"OTC" stands for Over-the-Counter, which is a trading method conducted outside the formal securities exchange. In the OTC market, trading parties directly engage in transactions through phone calls, electronic trading platforms, or other means, rather than through a public exchange.
This means that the OTC market is more decentralized compared to traditional securities exchanges.
The OTC market is typically suitable for smaller or less liquid securities that do not qualify for listing on mainstream exchanges. It also includes companies that do not meet the listing requirements of exchanges or foreign companies trading in the United States.
For example:
Let's assume there is a startup company called X Tech, which, due to its unstable business, does not meet the conditions for listing on a mainstream securities exchange. However, because of its innovative products and technology in the tech industry, it has attracted the interest of some investors.
In this case, X Tech may choose to trade on the "OTC market" to provide liquidity for its stock and attract more investors. The management team of X Tech believes that through the OTC market, they can raise more funds for research and business expansion.
Suppose X Tech issues 100,000 shares of stock on the OTC market and sets the price per share at $10. A certain investor, Mr.
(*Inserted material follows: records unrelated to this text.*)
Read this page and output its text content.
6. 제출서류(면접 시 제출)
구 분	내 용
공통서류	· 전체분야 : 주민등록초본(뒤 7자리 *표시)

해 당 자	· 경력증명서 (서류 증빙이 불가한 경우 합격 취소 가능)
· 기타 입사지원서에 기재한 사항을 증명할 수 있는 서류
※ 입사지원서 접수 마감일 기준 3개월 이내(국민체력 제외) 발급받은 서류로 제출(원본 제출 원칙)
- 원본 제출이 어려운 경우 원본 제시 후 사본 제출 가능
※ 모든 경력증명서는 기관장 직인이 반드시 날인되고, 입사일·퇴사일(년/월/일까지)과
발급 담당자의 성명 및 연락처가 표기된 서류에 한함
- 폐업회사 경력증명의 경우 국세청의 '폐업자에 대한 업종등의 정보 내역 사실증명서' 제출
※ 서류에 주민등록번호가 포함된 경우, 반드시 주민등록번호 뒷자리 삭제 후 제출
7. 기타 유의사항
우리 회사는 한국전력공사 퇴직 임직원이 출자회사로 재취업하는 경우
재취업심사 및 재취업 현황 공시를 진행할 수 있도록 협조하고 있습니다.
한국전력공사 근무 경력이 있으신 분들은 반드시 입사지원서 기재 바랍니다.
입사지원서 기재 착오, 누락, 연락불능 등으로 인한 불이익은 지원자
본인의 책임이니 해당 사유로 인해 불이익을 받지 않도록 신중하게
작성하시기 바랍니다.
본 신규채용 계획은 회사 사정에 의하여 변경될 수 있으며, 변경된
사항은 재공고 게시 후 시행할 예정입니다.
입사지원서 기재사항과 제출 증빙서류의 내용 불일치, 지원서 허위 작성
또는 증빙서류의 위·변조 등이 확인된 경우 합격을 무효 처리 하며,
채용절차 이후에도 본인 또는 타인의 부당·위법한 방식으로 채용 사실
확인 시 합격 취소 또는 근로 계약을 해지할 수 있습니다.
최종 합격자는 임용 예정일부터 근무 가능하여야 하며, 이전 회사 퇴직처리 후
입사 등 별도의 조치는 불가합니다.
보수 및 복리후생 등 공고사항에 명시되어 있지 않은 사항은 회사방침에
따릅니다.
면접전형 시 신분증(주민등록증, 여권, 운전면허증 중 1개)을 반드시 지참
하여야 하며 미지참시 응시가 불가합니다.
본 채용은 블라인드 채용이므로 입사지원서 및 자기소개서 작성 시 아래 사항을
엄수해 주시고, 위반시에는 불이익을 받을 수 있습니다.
Li, decides to purchase 5,000 shares of X Tech, investing a total of $50,000.
However, due to the lower liquidity in the OTC market, Mr. Li finds that when he wants to sell the stock at a certain point, the trading interest from buyers and sellers is not strong, resulting in him not being able to sell as quickly as he expected at the desired price. In the end, he can only sell the stock at $8 per share, leading to a loss of $2,000 (investment of $50,000 - proceeds of $40,000).
Because of the lower liquidity in the OTC market, it may be challenging to execute trades at the expected prices, leading to significant price fluctuations. Therefore, extra caution and a thorough understanding of the market's characteristics are required when conducting OTC trades.
Investors should also conduct risk assessments based on their investment goals and risk tolerance to make informed decisions.
It is important to note that the OTC market has some characteristics and risks compared to mainstream exchanges:
Lower liquidity: OTC market securities are typically from smaller companies or less-traded securities, resulting in lower liquidity. Investors in the OTC market may face wider bid-ask spreads and lower trading volumes when buying or selling stocks.
Lack of transparency: Due to the relatively decentralized and non-standardized nature of the OTC market, some companies may have less comprehensive information disclosure compared to publicly listed companies. Investors may find it challenging to access accurate information for making investment decisions.
Higher risk: Some securities in the OTC market may carry higher risk. Investors need to be more cautious when conducting OTC trades and conduct thorough risk assessments.
Overall, the OTC market is a relatively specialized trading market, and investors need to fully understand and recognize the associated risks while choosing appropriate trading strategies that suit their investment needs.